As doações para as obras sociais do Padre Júlio Lancellotti e da Pastoral do Povo de Rua sofreram uma queda drástica (estimada entre 70% e 85% em janeiro de 2026) depois que o religioso acatou determinação judicial e suspendeu sua presença nas redes sociais. A decisão veio após ordem do juiz Marcelo Gentil Monteiro (1ª Vara de Direitos Difusos e Coletivos do Fórum João Mendes Júnior), que proibiu o padre de publicar conteúdos com imagens de pessoas em situação de rua sem autorização expressa e individualizada de cada uma delas.
Cronologia dos fatos

- Início da polêmica (outubro–novembro 2025): Advogados e entidades ligadas ao poder público questionaram o uso de imagens de pessoas em situação de rua nas redes do padre (principalmente Instagram e Facebook), alegando violação à LGPD e à dignidade humana.
- Ação judicial (dezembro 2025): Ação civil pública movida por advogados ligados ao governo municipal pediu a proibição de novas postagens com fotos/vídeos de moradores de rua, sob pena de multa diária de R$ 50 mil.

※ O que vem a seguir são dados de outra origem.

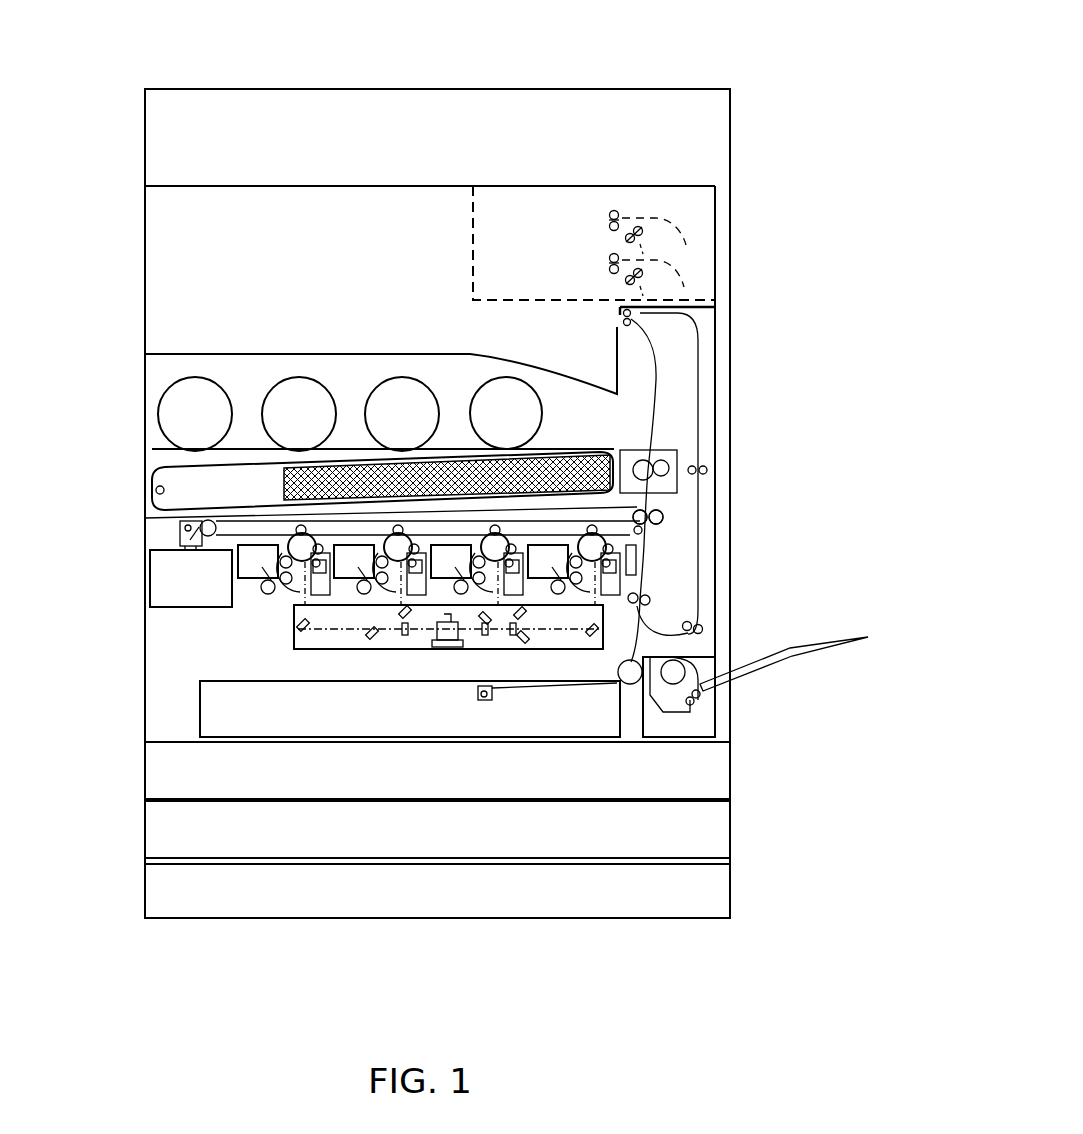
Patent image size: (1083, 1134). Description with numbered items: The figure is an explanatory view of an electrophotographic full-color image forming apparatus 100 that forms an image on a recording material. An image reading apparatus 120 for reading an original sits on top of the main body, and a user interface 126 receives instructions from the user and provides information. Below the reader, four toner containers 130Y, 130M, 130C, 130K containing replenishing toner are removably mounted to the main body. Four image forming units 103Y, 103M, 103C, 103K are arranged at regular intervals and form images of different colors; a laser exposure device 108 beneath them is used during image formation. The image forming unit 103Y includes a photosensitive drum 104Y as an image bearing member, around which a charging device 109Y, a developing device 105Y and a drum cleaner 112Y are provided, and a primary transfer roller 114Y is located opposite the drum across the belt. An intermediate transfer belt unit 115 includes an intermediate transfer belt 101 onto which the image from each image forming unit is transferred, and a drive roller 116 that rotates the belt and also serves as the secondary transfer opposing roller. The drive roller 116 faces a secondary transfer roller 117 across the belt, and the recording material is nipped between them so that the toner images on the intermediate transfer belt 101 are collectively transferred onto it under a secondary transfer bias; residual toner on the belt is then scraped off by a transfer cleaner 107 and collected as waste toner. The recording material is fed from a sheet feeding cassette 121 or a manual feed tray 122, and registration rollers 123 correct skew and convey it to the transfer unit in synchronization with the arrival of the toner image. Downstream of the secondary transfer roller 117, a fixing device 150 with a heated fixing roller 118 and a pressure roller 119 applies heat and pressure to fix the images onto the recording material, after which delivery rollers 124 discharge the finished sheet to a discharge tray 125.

The image forming apparatus 100 is at (661, 28).
The image reading apparatus 120 is at (704, 135).
The user interface 126 is at (697, 217).
The delivery rollers 124 is at (641, 309).
The discharge tray 125 is at (541, 365).
The toner container 130Y is at (174, 377).
The toner container 130M is at (283, 377).
The toner container 130C is at (387, 377).
The toner container 130K is at (489, 377).
The intermediate transfer belt unit 115 is at (314, 506).
The primary transfer roller 114Y is at (280, 510).
The transfer cleaner 107 is at (182, 531).
The photosensitive drum 104Y is at (262, 549).
The developing device 105Y is at (285, 562).
The charging device 109Y is at (304, 584).
The drum cleaner 112Y is at (302, 586).
The image forming unit 103Y is at (279, 632).
The image forming unit 103M is at (354, 601).
The image forming unit 103C is at (486, 601).
The image forming unit 103K is at (616, 610).
The laser exposure device 108 is at (312, 650).
The fixing roller 118 is at (650, 464).
The pressure roller 119 is at (668, 468).
The fixing device 150 is at (678, 488).
The intermediate transfer belt 101 is at (664, 521).
The secondary transfer roller 117 is at (656, 525).
The drive roller 116 is at (644, 527).
The registration rollers 123 is at (688, 636).
The manual feed tray 122 is at (770, 660).
The sheet feeding cassette 121 is at (609, 718).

- Decisão liminar (10 de janeiro de 2026): Juiz Marcelo Gentil Monteiro concedeu a tutela de urgência, determinando que Padre Júlio:
- Pare de publicar imagens de pessoas em situação de rua sem autorização prévia e individualizada.

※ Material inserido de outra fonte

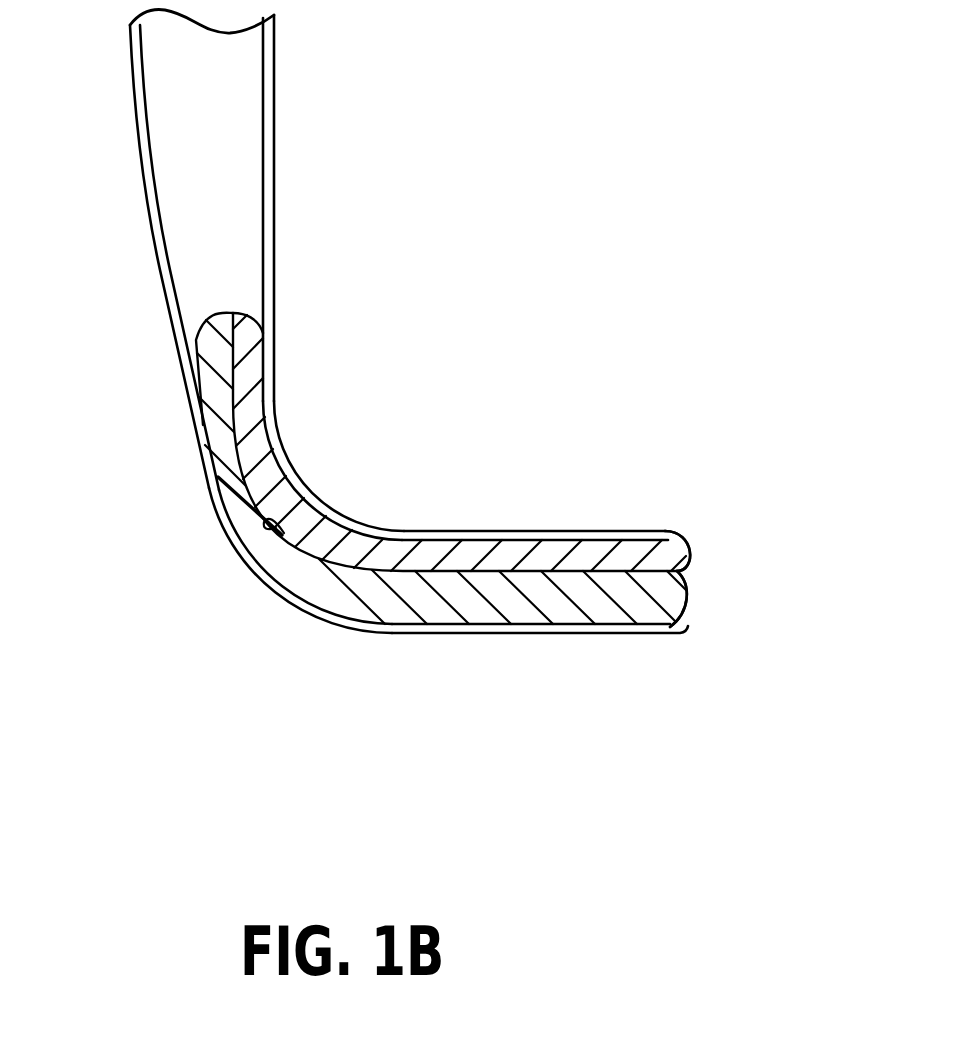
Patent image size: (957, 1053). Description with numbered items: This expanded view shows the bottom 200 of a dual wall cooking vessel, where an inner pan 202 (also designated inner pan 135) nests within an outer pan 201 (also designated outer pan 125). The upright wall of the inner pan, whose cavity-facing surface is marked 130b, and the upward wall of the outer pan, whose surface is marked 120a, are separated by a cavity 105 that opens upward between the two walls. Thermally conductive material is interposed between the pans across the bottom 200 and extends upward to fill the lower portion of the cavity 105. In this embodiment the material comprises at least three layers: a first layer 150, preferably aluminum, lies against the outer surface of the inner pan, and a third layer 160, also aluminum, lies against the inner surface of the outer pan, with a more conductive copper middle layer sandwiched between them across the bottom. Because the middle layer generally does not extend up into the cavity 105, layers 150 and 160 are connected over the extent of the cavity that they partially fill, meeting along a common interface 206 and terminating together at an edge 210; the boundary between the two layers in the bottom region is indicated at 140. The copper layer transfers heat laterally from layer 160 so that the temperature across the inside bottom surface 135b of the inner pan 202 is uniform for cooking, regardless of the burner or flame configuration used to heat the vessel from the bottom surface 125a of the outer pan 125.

The cavity 105 is at (229, 149).
The outer wall first side 120a is at (154, 234).
The outer wall second side 130b is at (275, 222).
The edge 210 is at (220, 313).
The bottom 200 is at (818, 358).
The outer pan 201 is at (343, 507).
The inside bottom surface 135b is at (597, 528).
The inner pan 135 is at (688, 522).
The first layer 150 is at (668, 562).
The third layer 160 is at (650, 582).
The outer pan 125 is at (683, 630).
The bottom surface of the outer pan 125a is at (562, 635).
The interface / center line between layers 140 is at (458, 574).
The inner pan 202 is at (293, 607).
The common interface 206 is at (280, 533).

- Remova todas as postagens existentes que contenham rostos identificáveis (exceto imagens antigas de manifestações públicas com autorização judicial).
- Multa diária de R$ 50 mil em caso de descumprimento.
- Cumprimento da ordem (11–15 de janeiro): Padre Júlio anunciou que respeitaria a decisão judicial e suspendeu todas as postagens pessoais com imagens de pessoas em situação de rua. A conta oficial da Pastoral do Povo de Rua passou a publicar apenas textos, fotos de atividades coletivas (sem identificação individual) e imagens de alimentos/sopas sem mostrar rostos.
- Queda nas doações (16 de janeiro): A Pastoral divulgou balanço preliminar:
- Janeiro/2025 (antes da liminar): média diária de R$ 42–58 mil em doações.
- Janeiro/2026 (após suspensão das redes): média diária caiu para R$ 6–9 mil (queda de ~80–85%).
- Impacto imediato: redução de 60–70% na compra de alimentos para sopão diário e corte parcial de vagas em acolhidas noturnas.
Repercussão e posicionamentos

- Padre Júlio Lancellotti: “Eu respeito a decisão judicial e estou cumprindo. Mas é importante dizer: sem as redes, as doações caem muito. Quem via as imagens, se sensibilizava e ajudava. Agora estamos lutando para manter o sopão e as acolhidas com 80% menos recursos.”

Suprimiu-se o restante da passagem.